Here’s the story…
It was all just a big misunderstanding. Penny didn’t want to be a mad scientist. She wanted to be a superhero. Her parents were superheroes. Mad scientists were villains, the kind of people who built plasma bombs and death robots. She only pretended to be a supervillain to stop a fight.
Well, misunderstandings can stick. Suddenly everyone knew that the Inscrutable Machine was the world’s first middle school supervillain team. At least no one knew that Penny and her two best friends were the Inscrutable Machine. They just had to catch a villain, and everyone would accept them as superheroes.
It would have worked, if they hadn’t been stalked by a superhero’s meanspirited sidekick. Accidentally releasing an eldritch horror didn’t help. Or the rumors that she found an alien weapon in a landfill. Some of the supervillains she met liked her, and she liked them. Definitely not good for her image. There was no way she could clear her name while facing blackmail by the criminal mastermind Spider. She did kind of build a plasma bomb and a death robot, although it’s not like she ever used them to hurt anybody.
Penny still wanted to be a superhero, but boy, it seemed like the only thing the Inscrutable Machine couldn’t do was get anyone to listen!
After recently completing a Writing Process Blog Tour, I thought I’d ask Richard a few questions about writing Please Don’t Tell My Parents I’m A Supervillain.
Where did the idea for the book come from?
Everyone asks this question. I know exactly where this book came from. The problem is, it’s a long and convoluted story. Picture it: Little girls staring down tigers. Animation studios from India contacting me out of the blue. Endless days throwing out idea after idea to help develop a nationally syndicated comic strip. Finally, a song recommended by a friend hits me like a bolt of lightning. What this world needs, I realized, is a book about a middle school girl super VILLAIN. Bonus points for mad science.
Who was your favorite character to create?
Wow. That… that is hard. I loved Penny to death, which is why she’s the center of the book. She’s very intense and involved, almost single minded. It makes her fun to write. I was charmed by Vera, even though she doesn’t have much emotion. Delph and V3R4, who are fictional even within this fictional world, left me wishing I could make that comic. Bull and Spider were very satisfying, because they fleshed out Penny’s world. She Who Wots… now, that is a supervillain concept I am proud of. There’s a lot of competition, but Penny still wins.
Do you have a favorite scene from the book?
Yes. Absolutely. It’s the scene where The Inscrutable Machine visits Chinatown and finds out that it’s a giant supervillain convention on weekends. It’s full of new characters, strange and fantastic sights, my personal fond memories of LA, and emotional highs and lows for Penny.
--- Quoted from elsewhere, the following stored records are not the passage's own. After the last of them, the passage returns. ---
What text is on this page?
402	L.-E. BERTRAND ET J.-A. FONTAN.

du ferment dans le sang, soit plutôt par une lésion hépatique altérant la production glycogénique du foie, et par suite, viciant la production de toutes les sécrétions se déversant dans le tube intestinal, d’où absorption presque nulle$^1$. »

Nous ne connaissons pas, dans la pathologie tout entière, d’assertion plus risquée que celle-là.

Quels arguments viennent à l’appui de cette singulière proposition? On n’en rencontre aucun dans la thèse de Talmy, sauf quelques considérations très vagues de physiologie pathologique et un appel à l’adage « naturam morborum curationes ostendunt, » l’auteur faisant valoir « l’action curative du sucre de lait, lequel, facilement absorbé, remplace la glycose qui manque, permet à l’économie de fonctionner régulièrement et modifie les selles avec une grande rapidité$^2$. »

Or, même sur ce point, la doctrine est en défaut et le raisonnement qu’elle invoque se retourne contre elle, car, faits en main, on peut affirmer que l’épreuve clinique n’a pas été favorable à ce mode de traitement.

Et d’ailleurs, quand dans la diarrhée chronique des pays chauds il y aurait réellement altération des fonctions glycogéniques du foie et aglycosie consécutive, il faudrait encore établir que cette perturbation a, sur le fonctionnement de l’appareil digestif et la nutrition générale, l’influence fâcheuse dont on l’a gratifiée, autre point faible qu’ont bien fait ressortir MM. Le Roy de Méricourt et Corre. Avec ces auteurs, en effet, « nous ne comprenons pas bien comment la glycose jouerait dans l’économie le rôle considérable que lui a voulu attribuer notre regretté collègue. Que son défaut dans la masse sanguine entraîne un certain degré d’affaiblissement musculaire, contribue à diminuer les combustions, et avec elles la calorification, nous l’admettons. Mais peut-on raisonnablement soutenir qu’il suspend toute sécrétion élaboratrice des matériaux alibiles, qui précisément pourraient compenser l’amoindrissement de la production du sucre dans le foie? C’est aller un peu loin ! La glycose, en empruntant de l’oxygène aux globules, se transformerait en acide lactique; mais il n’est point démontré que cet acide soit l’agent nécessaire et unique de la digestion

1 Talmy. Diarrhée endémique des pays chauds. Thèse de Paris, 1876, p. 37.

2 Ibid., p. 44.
I was listening to Aqua’s ‘Back From Mars’ all the way through the book dreaming of how I’d write that scene.
How long did it take you to write Please Don’t Tell My Parents I’m a Supervillain?
This one I’m not sure about. Five months? I recall being pretty busy and having a lot of distractions, even though the book flowed very easily.
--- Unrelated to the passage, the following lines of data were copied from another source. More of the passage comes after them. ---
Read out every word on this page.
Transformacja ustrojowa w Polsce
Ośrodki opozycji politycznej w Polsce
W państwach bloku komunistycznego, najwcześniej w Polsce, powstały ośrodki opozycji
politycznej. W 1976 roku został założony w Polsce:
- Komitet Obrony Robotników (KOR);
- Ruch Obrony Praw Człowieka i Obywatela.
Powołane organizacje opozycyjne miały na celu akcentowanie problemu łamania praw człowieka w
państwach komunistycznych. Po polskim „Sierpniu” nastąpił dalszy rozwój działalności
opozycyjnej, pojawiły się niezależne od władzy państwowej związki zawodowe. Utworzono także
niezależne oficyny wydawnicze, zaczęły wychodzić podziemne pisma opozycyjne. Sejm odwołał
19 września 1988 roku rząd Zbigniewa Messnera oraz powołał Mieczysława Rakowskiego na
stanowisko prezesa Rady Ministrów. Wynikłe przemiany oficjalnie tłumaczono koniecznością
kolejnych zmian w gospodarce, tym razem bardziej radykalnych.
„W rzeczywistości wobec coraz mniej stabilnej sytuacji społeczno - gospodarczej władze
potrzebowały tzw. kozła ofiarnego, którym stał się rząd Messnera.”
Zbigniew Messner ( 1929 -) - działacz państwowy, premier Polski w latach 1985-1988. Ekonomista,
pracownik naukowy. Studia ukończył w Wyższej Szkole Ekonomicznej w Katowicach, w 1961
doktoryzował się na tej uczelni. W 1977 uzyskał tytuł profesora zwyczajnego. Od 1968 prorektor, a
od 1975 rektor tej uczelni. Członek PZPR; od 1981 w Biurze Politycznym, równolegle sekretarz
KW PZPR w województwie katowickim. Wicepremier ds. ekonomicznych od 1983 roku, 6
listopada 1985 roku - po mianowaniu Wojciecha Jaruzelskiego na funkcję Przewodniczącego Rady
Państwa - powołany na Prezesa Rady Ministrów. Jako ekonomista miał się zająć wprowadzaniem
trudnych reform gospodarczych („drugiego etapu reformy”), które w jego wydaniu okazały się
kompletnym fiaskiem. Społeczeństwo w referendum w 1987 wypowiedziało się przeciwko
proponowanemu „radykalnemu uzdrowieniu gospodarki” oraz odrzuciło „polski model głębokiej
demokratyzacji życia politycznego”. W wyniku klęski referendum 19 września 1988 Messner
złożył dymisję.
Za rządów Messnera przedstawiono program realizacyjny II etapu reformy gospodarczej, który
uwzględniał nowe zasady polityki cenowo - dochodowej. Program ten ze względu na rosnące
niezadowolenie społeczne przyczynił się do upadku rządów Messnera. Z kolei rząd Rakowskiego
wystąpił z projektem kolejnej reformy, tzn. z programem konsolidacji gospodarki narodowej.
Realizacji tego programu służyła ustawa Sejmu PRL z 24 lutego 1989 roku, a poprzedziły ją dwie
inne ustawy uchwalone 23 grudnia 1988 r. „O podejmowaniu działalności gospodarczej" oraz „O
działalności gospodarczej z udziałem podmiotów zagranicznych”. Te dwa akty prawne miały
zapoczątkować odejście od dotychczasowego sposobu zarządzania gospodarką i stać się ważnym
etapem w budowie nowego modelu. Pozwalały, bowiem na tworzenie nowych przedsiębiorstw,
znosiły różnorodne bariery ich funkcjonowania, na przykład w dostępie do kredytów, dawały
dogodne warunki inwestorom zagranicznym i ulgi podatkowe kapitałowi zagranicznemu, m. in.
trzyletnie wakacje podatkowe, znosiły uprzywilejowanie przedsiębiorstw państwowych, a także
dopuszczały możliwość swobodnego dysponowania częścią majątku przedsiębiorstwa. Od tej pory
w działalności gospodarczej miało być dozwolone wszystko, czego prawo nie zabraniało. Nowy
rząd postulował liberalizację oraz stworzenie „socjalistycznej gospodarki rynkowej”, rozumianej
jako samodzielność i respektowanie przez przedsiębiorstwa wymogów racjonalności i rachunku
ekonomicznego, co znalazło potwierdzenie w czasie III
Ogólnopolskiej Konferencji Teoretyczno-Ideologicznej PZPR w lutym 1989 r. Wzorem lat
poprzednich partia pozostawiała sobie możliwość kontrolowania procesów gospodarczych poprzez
He’s had the classic wandering employment history – degree in entomology, worked in health care, been an administrator and labored for years in the front lines of fast food. He’s had the appropriate really weird jobs, like breeding tarantulas and translating English to English for Japanese television. He wears all black, all the time, is manic-depressive, and has a creepy laugh.
He’s also followed the classic writer’s path, the pink slips, the anthology submissions, the desperate scrounging to learn how an ever-changing system works. He’s been writing from childhood, and had the appropriate horrible relationships that damaged his self-confidence for years. Then out of nowhereCuriosity Quills Press demanded he give them his books, and here he is.
As for what he writes, Richard loves children and the gothic aesthetic. Most everything he writes will involve one or the other, and occasionally both. His fantasy is heavily influenced by folk tales, fairy tales, and mythology, and he likes to make the old new again. In particular, he loves to pull his readers into strange characters with strange lives, and his heroes are rarely heroic.